There’s a learning curve in founding companies also. And similar to that, the startup learning curve doesn’t get drawn by looking at it either. There is also no one that can teach you how to draw it just by talking you through.
The only way to draw it is by doing it. Just like you had to do it when you were riding that bike.
So if it is like that, why do we — the startup founders — ask and crave for advice? Is it because we really need it or is it because we need some reassurance that what we are doing is the right thing? Or maybe it is just easier to blame someone else later on if it doesn’t work out?

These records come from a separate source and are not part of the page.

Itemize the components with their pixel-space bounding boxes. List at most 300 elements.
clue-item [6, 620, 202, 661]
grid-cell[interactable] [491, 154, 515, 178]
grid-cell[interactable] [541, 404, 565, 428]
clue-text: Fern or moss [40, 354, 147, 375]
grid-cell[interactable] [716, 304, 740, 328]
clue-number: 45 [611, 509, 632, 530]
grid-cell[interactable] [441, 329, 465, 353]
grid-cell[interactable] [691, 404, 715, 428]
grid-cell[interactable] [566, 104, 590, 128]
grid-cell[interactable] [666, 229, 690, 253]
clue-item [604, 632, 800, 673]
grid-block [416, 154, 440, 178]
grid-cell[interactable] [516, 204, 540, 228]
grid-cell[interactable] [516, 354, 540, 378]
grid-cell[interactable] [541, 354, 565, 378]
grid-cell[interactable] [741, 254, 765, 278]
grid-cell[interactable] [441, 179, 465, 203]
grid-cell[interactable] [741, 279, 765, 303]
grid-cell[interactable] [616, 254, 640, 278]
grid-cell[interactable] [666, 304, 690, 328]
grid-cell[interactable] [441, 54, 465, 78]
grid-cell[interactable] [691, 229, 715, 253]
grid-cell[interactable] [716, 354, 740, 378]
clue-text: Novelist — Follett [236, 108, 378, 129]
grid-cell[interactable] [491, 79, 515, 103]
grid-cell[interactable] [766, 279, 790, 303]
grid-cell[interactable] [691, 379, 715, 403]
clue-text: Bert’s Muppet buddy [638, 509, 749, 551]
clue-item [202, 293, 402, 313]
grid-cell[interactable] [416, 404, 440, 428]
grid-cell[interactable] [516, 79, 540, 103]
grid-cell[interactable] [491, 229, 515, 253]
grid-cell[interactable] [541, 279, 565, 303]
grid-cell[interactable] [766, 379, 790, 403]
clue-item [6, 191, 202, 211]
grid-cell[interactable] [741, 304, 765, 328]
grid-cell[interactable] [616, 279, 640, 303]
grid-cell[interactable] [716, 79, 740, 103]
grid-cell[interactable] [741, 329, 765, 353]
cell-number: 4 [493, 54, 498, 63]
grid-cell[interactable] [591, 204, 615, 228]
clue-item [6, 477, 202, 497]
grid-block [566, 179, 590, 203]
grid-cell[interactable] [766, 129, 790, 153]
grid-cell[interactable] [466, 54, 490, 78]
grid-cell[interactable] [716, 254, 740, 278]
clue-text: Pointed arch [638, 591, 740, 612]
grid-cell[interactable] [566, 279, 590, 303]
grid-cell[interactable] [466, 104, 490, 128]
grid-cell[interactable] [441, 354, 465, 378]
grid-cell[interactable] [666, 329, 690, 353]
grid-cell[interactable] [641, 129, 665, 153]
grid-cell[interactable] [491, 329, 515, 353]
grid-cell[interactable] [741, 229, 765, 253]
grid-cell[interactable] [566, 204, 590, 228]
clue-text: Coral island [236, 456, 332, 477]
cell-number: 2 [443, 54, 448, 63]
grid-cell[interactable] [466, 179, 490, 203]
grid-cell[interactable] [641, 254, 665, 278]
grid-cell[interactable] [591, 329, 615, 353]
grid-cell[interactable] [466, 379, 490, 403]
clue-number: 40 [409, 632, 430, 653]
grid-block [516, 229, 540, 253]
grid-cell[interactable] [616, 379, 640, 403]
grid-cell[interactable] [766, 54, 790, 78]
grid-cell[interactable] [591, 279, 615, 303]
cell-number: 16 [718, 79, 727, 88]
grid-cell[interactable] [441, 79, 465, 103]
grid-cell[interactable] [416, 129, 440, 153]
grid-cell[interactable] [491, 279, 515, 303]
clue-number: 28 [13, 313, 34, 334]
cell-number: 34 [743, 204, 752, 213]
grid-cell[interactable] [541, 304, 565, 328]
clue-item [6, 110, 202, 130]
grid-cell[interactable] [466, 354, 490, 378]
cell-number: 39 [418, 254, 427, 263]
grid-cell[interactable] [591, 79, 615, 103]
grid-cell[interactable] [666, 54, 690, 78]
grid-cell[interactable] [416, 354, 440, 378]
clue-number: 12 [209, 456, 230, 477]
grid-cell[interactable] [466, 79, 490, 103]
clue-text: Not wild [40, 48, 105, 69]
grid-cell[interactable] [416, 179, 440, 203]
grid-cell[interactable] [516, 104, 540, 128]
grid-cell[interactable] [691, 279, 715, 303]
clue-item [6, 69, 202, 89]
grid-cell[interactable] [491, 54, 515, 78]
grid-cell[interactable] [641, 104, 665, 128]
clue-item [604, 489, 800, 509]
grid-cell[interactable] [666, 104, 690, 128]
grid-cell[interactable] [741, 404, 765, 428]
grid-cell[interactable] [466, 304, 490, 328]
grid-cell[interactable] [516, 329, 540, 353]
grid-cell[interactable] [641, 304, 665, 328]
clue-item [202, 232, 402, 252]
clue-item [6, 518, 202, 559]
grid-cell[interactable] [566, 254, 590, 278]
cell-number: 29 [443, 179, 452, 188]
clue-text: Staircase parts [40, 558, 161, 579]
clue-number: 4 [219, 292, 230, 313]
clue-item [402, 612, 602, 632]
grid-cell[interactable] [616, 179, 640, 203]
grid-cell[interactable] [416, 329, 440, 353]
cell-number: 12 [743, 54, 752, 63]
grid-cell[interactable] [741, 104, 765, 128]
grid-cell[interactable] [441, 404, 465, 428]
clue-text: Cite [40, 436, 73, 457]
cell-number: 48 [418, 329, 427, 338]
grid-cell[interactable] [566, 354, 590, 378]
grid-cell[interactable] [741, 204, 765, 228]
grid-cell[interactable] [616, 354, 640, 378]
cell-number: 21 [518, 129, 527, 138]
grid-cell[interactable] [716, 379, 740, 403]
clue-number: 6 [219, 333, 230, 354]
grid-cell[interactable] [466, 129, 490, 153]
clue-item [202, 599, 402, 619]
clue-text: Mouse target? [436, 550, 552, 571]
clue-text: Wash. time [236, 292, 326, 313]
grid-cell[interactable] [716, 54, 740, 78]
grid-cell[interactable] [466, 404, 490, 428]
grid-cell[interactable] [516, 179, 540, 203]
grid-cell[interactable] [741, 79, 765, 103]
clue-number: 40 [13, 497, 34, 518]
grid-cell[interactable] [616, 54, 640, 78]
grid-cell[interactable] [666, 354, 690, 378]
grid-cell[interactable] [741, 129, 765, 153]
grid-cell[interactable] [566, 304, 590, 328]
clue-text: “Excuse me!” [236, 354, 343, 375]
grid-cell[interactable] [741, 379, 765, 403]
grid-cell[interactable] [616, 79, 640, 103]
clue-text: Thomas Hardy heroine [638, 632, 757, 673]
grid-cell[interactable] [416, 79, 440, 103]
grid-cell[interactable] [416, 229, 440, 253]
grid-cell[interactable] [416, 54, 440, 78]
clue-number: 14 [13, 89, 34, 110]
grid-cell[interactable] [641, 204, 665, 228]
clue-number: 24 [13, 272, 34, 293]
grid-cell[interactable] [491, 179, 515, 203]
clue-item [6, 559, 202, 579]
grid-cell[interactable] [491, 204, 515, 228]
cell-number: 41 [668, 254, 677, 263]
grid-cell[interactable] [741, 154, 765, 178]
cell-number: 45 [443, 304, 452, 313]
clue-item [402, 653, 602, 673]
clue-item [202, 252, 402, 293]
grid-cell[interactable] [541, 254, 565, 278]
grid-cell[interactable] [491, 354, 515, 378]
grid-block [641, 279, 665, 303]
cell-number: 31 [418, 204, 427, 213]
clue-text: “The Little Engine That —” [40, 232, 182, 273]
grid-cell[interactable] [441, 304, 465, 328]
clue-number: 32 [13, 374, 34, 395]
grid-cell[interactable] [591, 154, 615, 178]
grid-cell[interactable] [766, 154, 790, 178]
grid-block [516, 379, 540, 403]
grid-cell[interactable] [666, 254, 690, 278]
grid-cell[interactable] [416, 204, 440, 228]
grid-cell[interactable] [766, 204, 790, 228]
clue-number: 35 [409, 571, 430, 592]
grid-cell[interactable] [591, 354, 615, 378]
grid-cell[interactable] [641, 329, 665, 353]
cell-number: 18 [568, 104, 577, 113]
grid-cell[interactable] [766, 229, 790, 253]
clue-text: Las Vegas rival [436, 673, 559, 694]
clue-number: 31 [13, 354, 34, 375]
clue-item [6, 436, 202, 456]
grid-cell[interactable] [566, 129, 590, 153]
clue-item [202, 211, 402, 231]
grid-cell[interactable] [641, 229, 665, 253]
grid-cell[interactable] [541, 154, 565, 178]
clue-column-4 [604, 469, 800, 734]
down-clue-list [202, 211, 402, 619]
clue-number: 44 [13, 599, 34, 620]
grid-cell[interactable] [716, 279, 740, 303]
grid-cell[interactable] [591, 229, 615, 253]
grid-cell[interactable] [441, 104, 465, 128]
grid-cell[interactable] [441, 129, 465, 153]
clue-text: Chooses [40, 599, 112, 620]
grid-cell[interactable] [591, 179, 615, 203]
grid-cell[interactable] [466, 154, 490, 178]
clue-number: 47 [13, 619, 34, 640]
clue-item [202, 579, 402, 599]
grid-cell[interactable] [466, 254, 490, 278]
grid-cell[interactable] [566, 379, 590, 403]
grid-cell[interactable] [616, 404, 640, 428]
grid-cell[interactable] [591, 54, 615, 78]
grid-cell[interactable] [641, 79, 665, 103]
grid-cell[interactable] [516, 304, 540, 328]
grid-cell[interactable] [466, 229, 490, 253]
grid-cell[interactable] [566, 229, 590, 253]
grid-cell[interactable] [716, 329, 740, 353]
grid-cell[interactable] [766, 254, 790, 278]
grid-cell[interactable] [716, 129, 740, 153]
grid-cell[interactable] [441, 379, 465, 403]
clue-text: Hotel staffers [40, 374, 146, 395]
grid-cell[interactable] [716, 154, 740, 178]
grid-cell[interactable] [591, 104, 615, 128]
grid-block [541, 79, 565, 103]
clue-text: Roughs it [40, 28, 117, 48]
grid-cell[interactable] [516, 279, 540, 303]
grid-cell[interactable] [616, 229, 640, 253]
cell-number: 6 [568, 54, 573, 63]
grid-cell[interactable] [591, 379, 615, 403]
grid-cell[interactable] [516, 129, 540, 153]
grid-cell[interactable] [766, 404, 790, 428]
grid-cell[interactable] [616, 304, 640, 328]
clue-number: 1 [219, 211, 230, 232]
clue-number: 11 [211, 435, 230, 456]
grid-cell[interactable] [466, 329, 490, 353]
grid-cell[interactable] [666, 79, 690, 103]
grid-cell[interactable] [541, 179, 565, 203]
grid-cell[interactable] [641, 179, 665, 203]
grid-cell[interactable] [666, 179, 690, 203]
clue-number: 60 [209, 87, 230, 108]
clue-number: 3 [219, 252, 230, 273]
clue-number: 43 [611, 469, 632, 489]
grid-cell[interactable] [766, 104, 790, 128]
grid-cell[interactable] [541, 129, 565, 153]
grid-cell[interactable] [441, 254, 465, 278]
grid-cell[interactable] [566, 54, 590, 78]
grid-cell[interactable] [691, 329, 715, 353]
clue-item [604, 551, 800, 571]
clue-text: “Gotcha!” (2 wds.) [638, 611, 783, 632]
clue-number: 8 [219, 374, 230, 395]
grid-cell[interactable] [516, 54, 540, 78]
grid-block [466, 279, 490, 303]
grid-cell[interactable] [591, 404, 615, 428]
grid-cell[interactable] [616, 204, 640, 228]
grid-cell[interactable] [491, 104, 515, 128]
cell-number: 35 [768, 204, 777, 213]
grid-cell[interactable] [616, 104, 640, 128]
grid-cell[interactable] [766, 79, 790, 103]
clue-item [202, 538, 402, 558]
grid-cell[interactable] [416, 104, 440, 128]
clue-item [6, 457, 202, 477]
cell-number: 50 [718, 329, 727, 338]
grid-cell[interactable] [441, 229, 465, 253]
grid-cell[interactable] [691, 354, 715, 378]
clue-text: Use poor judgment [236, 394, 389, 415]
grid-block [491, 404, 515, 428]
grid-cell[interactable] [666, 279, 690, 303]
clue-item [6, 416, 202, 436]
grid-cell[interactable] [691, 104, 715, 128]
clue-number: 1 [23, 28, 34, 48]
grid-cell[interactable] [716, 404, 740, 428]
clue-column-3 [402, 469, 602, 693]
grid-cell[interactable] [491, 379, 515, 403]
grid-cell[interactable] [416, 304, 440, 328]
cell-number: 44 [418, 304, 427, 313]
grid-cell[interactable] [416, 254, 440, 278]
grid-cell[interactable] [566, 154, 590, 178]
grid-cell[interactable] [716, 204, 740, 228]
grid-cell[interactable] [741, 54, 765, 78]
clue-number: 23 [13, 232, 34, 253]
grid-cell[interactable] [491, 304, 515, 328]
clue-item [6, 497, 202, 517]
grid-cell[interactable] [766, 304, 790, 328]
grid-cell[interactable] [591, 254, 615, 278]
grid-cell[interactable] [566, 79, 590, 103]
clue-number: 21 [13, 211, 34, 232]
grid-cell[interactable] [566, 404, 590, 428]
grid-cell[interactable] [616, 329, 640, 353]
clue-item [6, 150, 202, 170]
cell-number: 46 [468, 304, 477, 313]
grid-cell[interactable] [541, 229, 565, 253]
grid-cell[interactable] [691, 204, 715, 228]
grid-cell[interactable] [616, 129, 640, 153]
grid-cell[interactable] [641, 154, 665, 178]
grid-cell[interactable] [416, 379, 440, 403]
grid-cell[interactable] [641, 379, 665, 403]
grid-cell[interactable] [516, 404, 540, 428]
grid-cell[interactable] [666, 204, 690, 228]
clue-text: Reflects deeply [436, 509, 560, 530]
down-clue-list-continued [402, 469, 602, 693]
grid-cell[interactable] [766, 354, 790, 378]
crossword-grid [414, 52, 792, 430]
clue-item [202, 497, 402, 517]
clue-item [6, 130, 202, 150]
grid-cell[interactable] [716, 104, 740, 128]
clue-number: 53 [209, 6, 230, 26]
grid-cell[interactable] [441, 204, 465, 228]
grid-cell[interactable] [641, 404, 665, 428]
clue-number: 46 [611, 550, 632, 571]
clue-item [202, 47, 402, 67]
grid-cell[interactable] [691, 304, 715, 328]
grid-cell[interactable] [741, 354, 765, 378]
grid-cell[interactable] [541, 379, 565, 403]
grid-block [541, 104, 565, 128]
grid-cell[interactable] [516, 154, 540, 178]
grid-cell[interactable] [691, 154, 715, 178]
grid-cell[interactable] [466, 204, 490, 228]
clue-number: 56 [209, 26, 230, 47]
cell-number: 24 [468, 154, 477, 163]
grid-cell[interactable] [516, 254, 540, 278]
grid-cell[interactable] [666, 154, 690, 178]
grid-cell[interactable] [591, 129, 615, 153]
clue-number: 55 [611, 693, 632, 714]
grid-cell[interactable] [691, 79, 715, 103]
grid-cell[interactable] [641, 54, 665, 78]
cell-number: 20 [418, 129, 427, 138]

All in all, the only and best person to give advice is probably our own gut. And that’s because we are the ones that are by far most informed about the entire situation than anyone around us. And I can say that from experience. Whether we are going to act on it or not is a different story. Acting on intuition sometimes can be very frightening and takes a lot of courage.
When you know you need to kick half of your team out the door to take the company to the next stage of growth, your first instinct is probably to get advice.
You are probably not going to act on in without getting some advice on what other people say. You know, the experienced and wise ones. The ones that really know. But do they really know? How do they in fact know when they don’t work with you, they don’t work for you and they don’t live your life?
Probably not everyone is going to say that the fire-them-all is in fact a good idea and most probably, quite contrary, you will get little support for it. I am willing to bet that people are in fact going to say that you should think about it very very carefully — like you have not already — and give you some wise piece of advise like “you have to play with the cards you’ve got”. You don’t!
The issue with the advice you are given does not need to be in the fact that you are asking the wrong people. It does not even need to be because you are asking for the wrong advice. It is probably going to be because you are either asking for advice to act on it without making your own informed decision — the one based on gut feeling and your common sense — or just to take the blame of possible failure away from you.
Remember, these people are not in your shoes. They don’t run your company, manage your team. They don’t have your problems and fears. They don’t know what you work with and work against and what you fight for and why. So how can they know better if they don’t know the situation you’re in.
Taking advice as piece of information and processing it to make an autonomous decision is not the same as taking advice to act on it or disregard it completely.
Asking others for advice might be a good source of information. You can use their experience and knowledge and make it work for you. But blindly taking it and ignoring your judgement is completely different. It means acting on something that has nothing to do with you. You will maybe end up doing the right thing. But the right thing in the wrong situation is the wrong thing.
Even when listening to other startup founders and leaving all other smart management consultants and advisors out of it, you might be doing yourself no good. What you will likely get is an answer to what they would do in their shoes and in their situation and based on their experience. But they are not you and their situation is not yours. People are different and companies are different.
So, don’t take advice to justify your failures. Don’t take advice to disregard your own intuition. Take advice to make a better decision on your own. Decisions that are yours.